With this in mind, brownfield engineering includes a detailed study of the possibilities of prefabrication, modularization, early delivery of equipment, with the aim of ensuring the work to be undertaken during shutdown only consists of disassembling, installing, and connecting – and avoiding the unexpected which can be very expensive, especially offshore.

The keys to success are communication with the operator to take into account feedback (safety reviews, constructability, operability, and maintainability), and the reliability of the data on the existing installation: 3D laser scans, up to date plans and data sheets on the equipment in place, etc.

Sofren consultants assigned to brownfield projects have great technical expertise, in particular in organizing and planning work, processes and integrated packages, 3D studies of fluid networks, control / command systems, and also a proven ability to work as part of a project team.

Process installations are designed to ensure technical and economic profitability over a set period of time (life cycle), which is usually in the region of 20 to 50 years. When it is decided not to revamp an installation because it is dilapidated and dangerous, operations have to be shut down and the installation decommissioned. Sofren is involved in decommissioning these installations – onshore or offshore and in oil, gas, nuclear and other industries.

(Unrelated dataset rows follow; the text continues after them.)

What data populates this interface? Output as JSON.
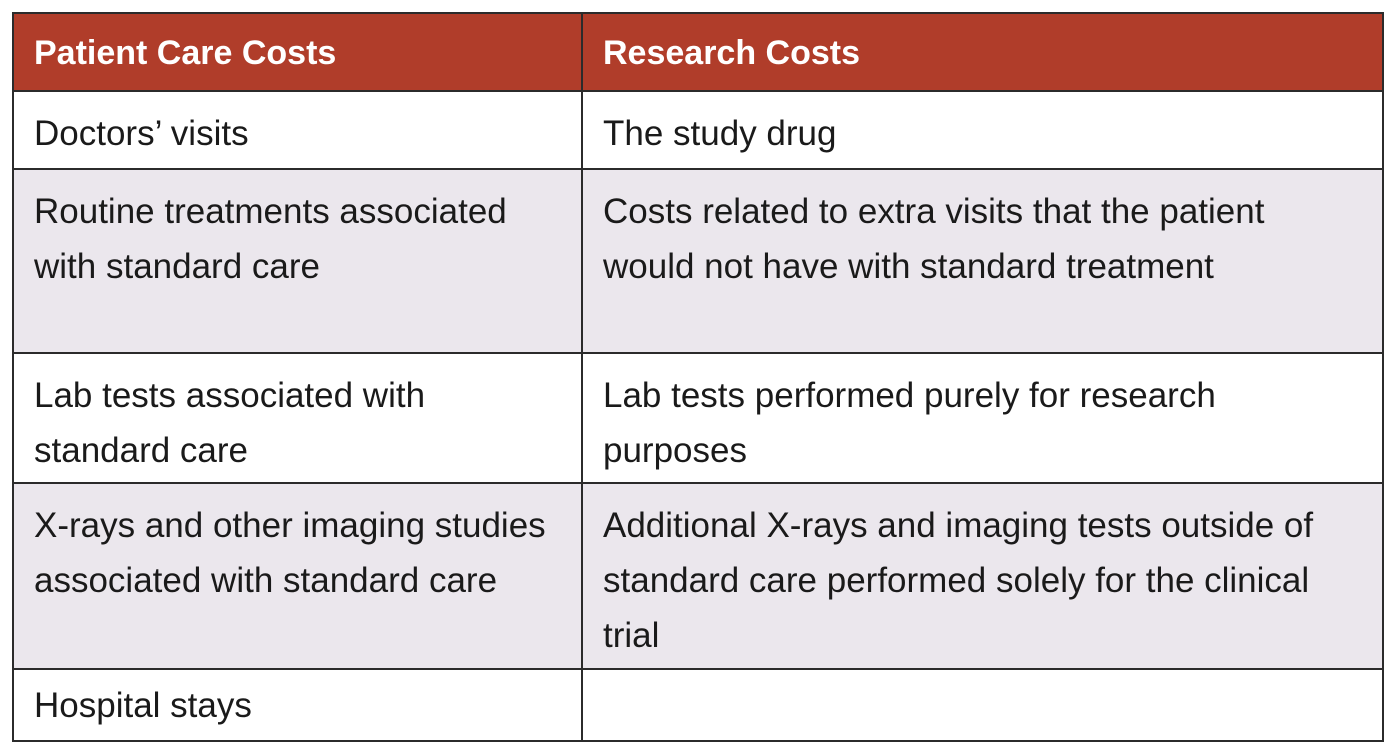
{
  "table": {
    "headers": [
      "Patient Care Costs",
      "Research Costs"
    ],
    "rows": [
      [
        "Doctors’ visits",
        "The study drug"
      ],
      [
        "Routine treatments associated with standard care",
        "Costs related to extra visits that the patient would not have with standard treatment"
      ],
      [
        "Lab tests associated with standard care",
        "Lab tests performed purely for research purposes"
      ],
      [
        "X-rays and other imaging studies associated with standard care",
        "Additional X-rays and imaging tests outside of standard care performed solely for the clinical trial"
      ],
      [
        "Hospital stays",
        ""
      ]
    ]
  },
  "colors": {
    "header_background": "#b03d2a",
    "header_text": "#ffffff",
    "alt_row_background": "#ebe7ed",
    "border": "#2b2b2b"
  }
}
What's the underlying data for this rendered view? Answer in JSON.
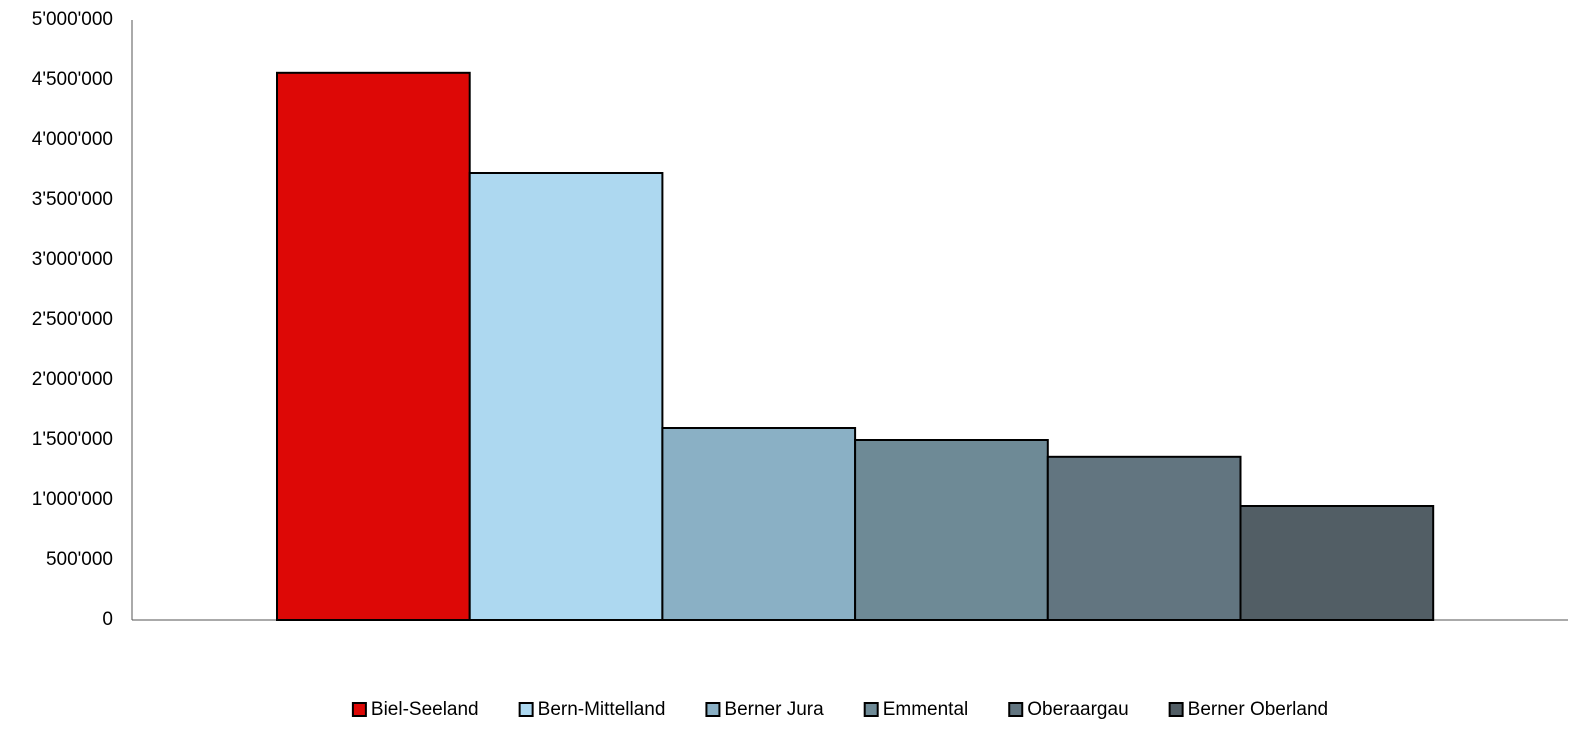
{
  "chart_data": {
    "type": "bar",
    "series": [
      {
        "name": "Biel-Seeland",
        "color": "#dd0806",
        "values": [
          4560000
        ]
      },
      {
        "name": "Bern-Mittelland",
        "color": "#add8f0",
        "values": [
          3725000
        ]
      },
      {
        "name": "Berner Jura",
        "color": "#8ab0c5",
        "values": [
          1600000
        ]
      },
      {
        "name": "Emmental",
        "color": "#6e8a96",
        "values": [
          1500000
        ]
      },
      {
        "name": "Oberaargau",
        "color": "#627580",
        "values": [
          1360000
        ]
      },
      {
        "name": "Berner Oberland",
        "color": "#525e65",
        "values": [
          950000
        ]
      }
    ],
    "ylim": [
      0,
      5000000
    ],
    "yticks": [
      0,
      {
        "value": 500000,
        "label": "500'000"
      },
      {
        "value": 1000000,
        "label": "1'000'000"
      },
      {
        "value": 1500000,
        "label": "1'500'000"
      },
      {
        "value": 2000000,
        "label": "2'000'000"
      },
      {
        "value": 2500000,
        "label": "2'500'000"
      },
      {
        "value": 3000000,
        "label": "3'000'000"
      },
      {
        "value": 3500000,
        "label": "3'500'000"
      },
      {
        "value": 4000000,
        "label": "4'000'000"
      },
      {
        "value": 4500000,
        "label": "4'500'000"
      },
      {
        "value": 5000000,
        "label": "5'000'000"
      }
    ],
    "grid": false,
    "legend": "bottom"
  }
}
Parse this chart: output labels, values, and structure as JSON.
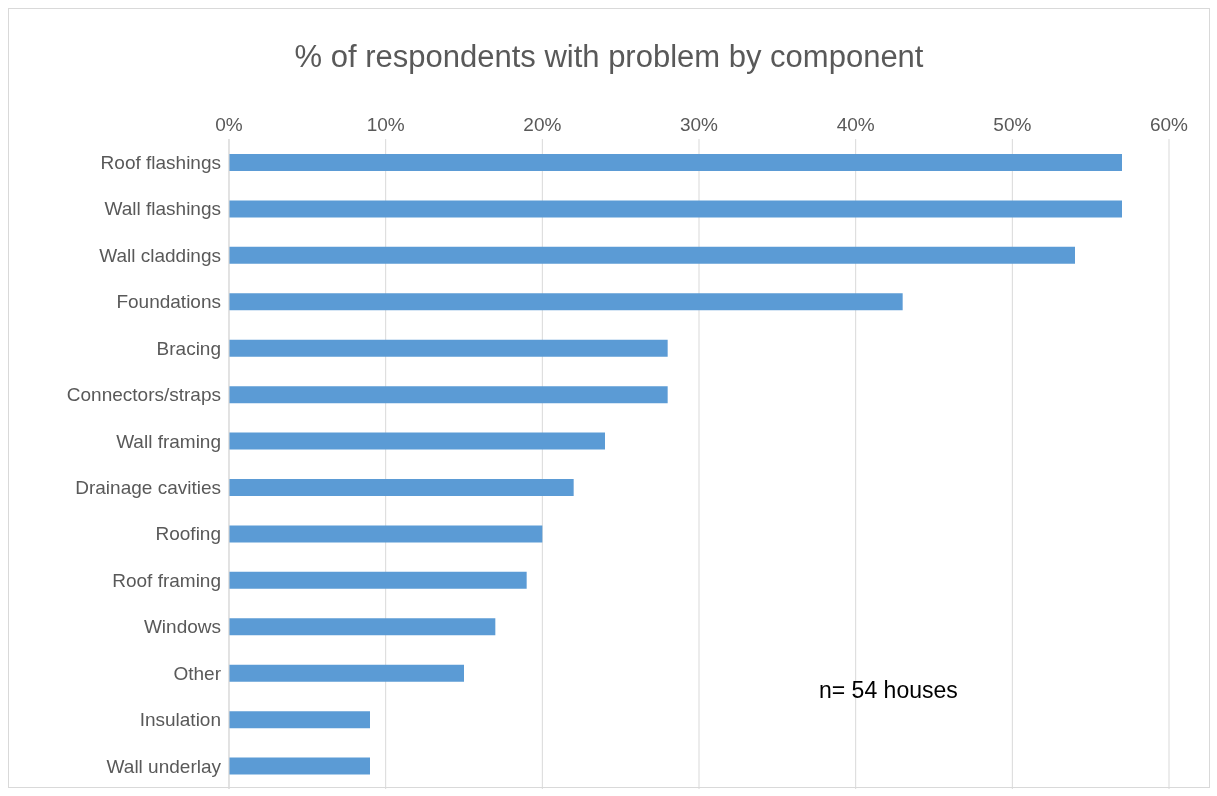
{
  "chart_data": {
    "type": "bar",
    "orientation": "horizontal",
    "title": "% of respondents with problem by component",
    "categories": [
      "Roof flashings",
      "Wall flashings",
      "Wall claddings",
      "Foundations",
      "Bracing",
      "Connectors/straps",
      "Wall framing",
      "Drainage cavities",
      "Roofing",
      "Roof framing",
      "Windows",
      "Other",
      "Insulation",
      "Wall underlay"
    ],
    "values": [
      57,
      57,
      54,
      43,
      28,
      28,
      24,
      22,
      20,
      19,
      17,
      15,
      9,
      9
    ],
    "color": "#5b9bd5",
    "xlim": [
      0,
      60
    ],
    "xticks": [
      {
        "value": 0,
        "label": "0%"
      },
      {
        "value": 10,
        "label": "10%"
      },
      {
        "value": 20,
        "label": "20%"
      },
      {
        "value": 30,
        "label": "30%"
      },
      {
        "value": 40,
        "label": "40%"
      },
      {
        "value": 50,
        "label": "50%"
      },
      {
        "value": 60,
        "label": "60%"
      }
    ],
    "grid": "x",
    "legend": false,
    "annotations": [
      "n= 54 houses"
    ]
  }
}
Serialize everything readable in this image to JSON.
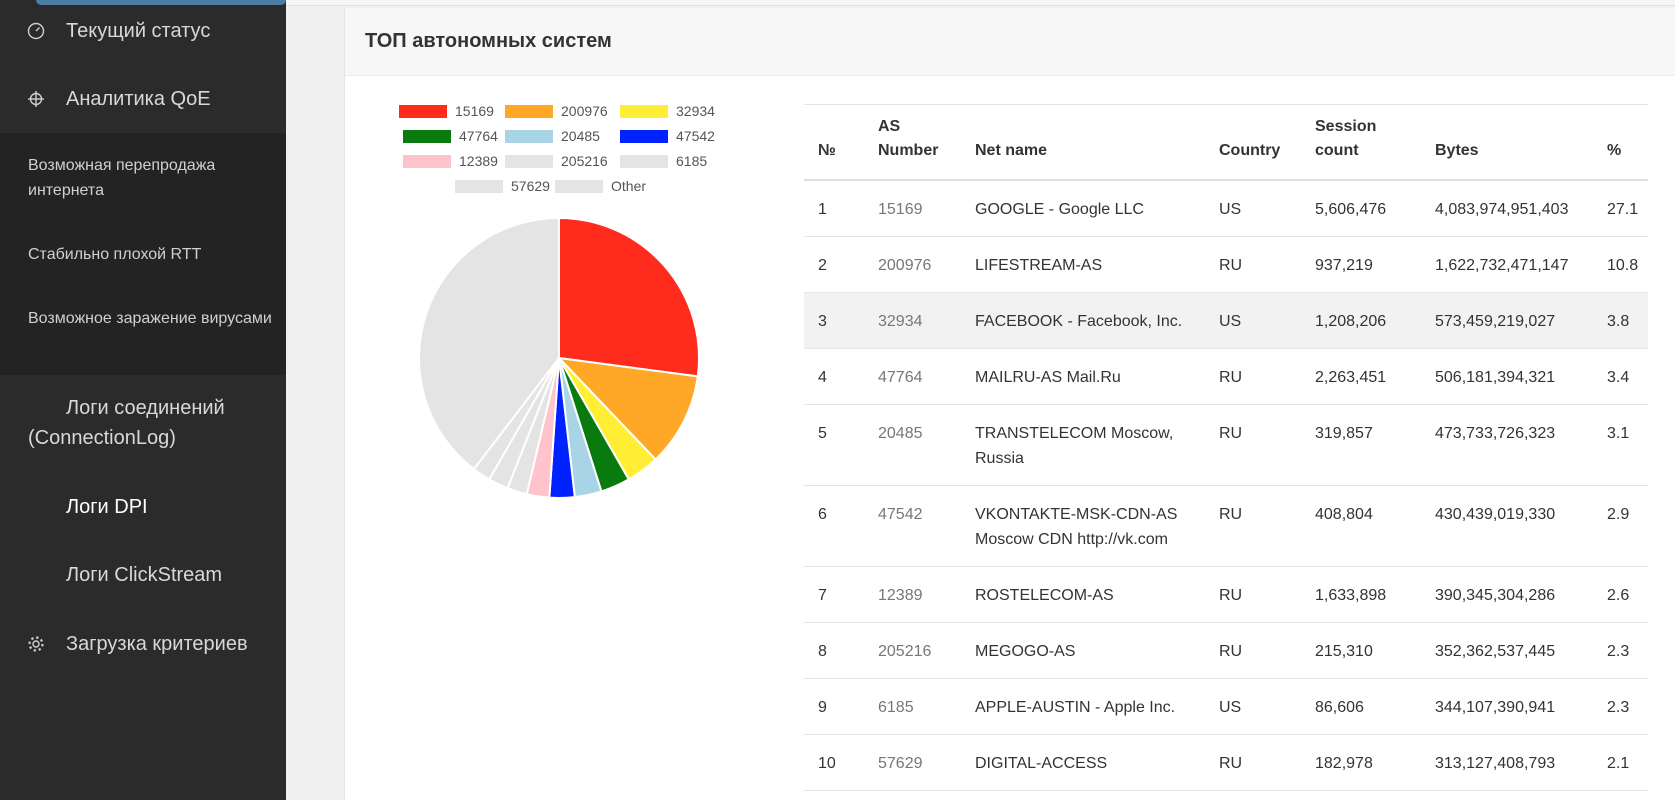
{
  "sidebar": {
    "items": [
      {
        "label": "Текущий статус",
        "icon": "gauge-icon"
      },
      {
        "label": "Аналитика QoE",
        "icon": "crosshair-icon"
      }
    ],
    "sub_items": [
      {
        "label": "Возможная перепродажа интернета"
      },
      {
        "label": "Стабильно плохой RTT"
      },
      {
        "label": "Возможное заражение вирусами"
      }
    ],
    "logs": [
      {
        "label": "Логи соединений (ConnectionLog)"
      },
      {
        "label": "Логи DPI"
      },
      {
        "label": "Логи ClickStream"
      }
    ],
    "criteria": {
      "label": "Загрузка критериев",
      "icon": "gear-icon"
    }
  },
  "card": {
    "title": "ТОП автономных систем"
  },
  "legend": [
    {
      "label": "15169",
      "color": "#ff2b1c"
    },
    {
      "label": "200976",
      "color": "#ffa726"
    },
    {
      "label": "32934",
      "color": "#ffee33"
    },
    {
      "label": "47764",
      "color": "#087a0e"
    },
    {
      "label": "20485",
      "color": "#a9d4e6"
    },
    {
      "label": "47542",
      "color": "#0022ff"
    },
    {
      "label": "12389",
      "color": "#ffc3cc"
    },
    {
      "label": "205216",
      "color": "#e4e4e4"
    },
    {
      "label": "6185",
      "color": "#e4e4e4"
    },
    {
      "label": "57629",
      "color": "#e4e4e4"
    },
    {
      "label": "Other",
      "color": "#e4e4e4"
    }
  ],
  "chart_data": {
    "type": "pie",
    "categories": [
      "15169",
      "200976",
      "32934",
      "47764",
      "20485",
      "47542",
      "12389",
      "205216",
      "6185",
      "57629",
      "Other"
    ],
    "values": [
      27.1,
      10.8,
      3.8,
      3.4,
      3.1,
      2.9,
      2.6,
      2.3,
      2.3,
      2.1,
      39.6
    ],
    "colors": [
      "#ff2b1c",
      "#ffa726",
      "#ffee33",
      "#087a0e",
      "#a9d4e6",
      "#0022ff",
      "#ffc3cc",
      "#e4e4e4",
      "#e4e4e4",
      "#e4e4e4",
      "#e4e4e4"
    ],
    "legend": "top"
  },
  "table": {
    "headers": [
      "№",
      "AS Number",
      "Net name",
      "Country",
      "Session count",
      "Bytes",
      "%"
    ],
    "rows": [
      [
        "1",
        "15169",
        "GOOGLE - Google LLC",
        "US",
        "5,606,476",
        "4,083,974,951,403",
        "27.1"
      ],
      [
        "2",
        "200976",
        "LIFESTREAM-AS",
        "RU",
        "937,219",
        "1,622,732,471,147",
        "10.8"
      ],
      [
        "3",
        "32934",
        "FACEBOOK - Facebook, Inc.",
        "US",
        "1,208,206",
        "573,459,219,027",
        "3.8"
      ],
      [
        "4",
        "47764",
        "MAILRU-AS Mail.Ru",
        "RU",
        "2,263,451",
        "506,181,394,321",
        "3.4"
      ],
      [
        "5",
        "20485",
        "TRANSTELECOM Moscow, Russia",
        "RU",
        "319,857",
        "473,733,726,323",
        "3.1"
      ],
      [
        "6",
        "47542",
        "VKONTAKTE-MSK-CDN-AS Moscow CDN http://vk.com",
        "RU",
        "408,804",
        "430,439,019,330",
        "2.9"
      ],
      [
        "7",
        "12389",
        "ROSTELECOM-AS",
        "RU",
        "1,633,898",
        "390,345,304,286",
        "2.6"
      ],
      [
        "8",
        "205216",
        "MEGOGO-AS",
        "RU",
        "215,310",
        "352,362,537,445",
        "2.3"
      ],
      [
        "9",
        "6185",
        "APPLE-AUSTIN - Apple Inc.",
        "US",
        "86,606",
        "344,107,390,941",
        "2.3"
      ],
      [
        "10",
        "57629",
        "DIGITAL-ACCESS",
        "RU",
        "182,978",
        "313,127,408,793",
        "2.1"
      ]
    ]
  }
}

The chemistry-related aspects of decontaminating structures and the soil are delicate and closely supervised by the authorities because these installations may expose urban populations to some highly toxic chemicals. Installations present fire, explosion, air, and soil pollution risks (for example radioactive emissions).

Operators are responsible for compliance with the regulations and any damage that may be caused. Profitability studies now include the cost of decommissioning.

There are three phases in decommissioning: the first is shutting down the process and disposing of products, this operation is conducted by fluid circuits or "systems". Products are removed to appropriate locations for reuse or incineration, the installations are then powered down by decompressing the networks, and then the power supply is cut off. The second phase is deconstruction based on a sequence of work for each discipline (the dismantling blueprint). The last phase consists of restoring the site in accordance with the applicable regulatory requirements, the duration and cost of which are related to the difficulty of rehabilitating the soil and the requirements for returning it to a natural state.

Decommissioning projects are the projects of the future, budgeted in the long-term; they are technically complex and require skills in all disciplines, including processes and commissioning. As it is not an investment for the operator but an obligation, studies and works are designed to minimize costs while still complying with the regulations. SOFREN combines its technical expertise with its project management expertise to provide achievable decommissioning solutions, including recycling all the materials and waste that are still recoverable.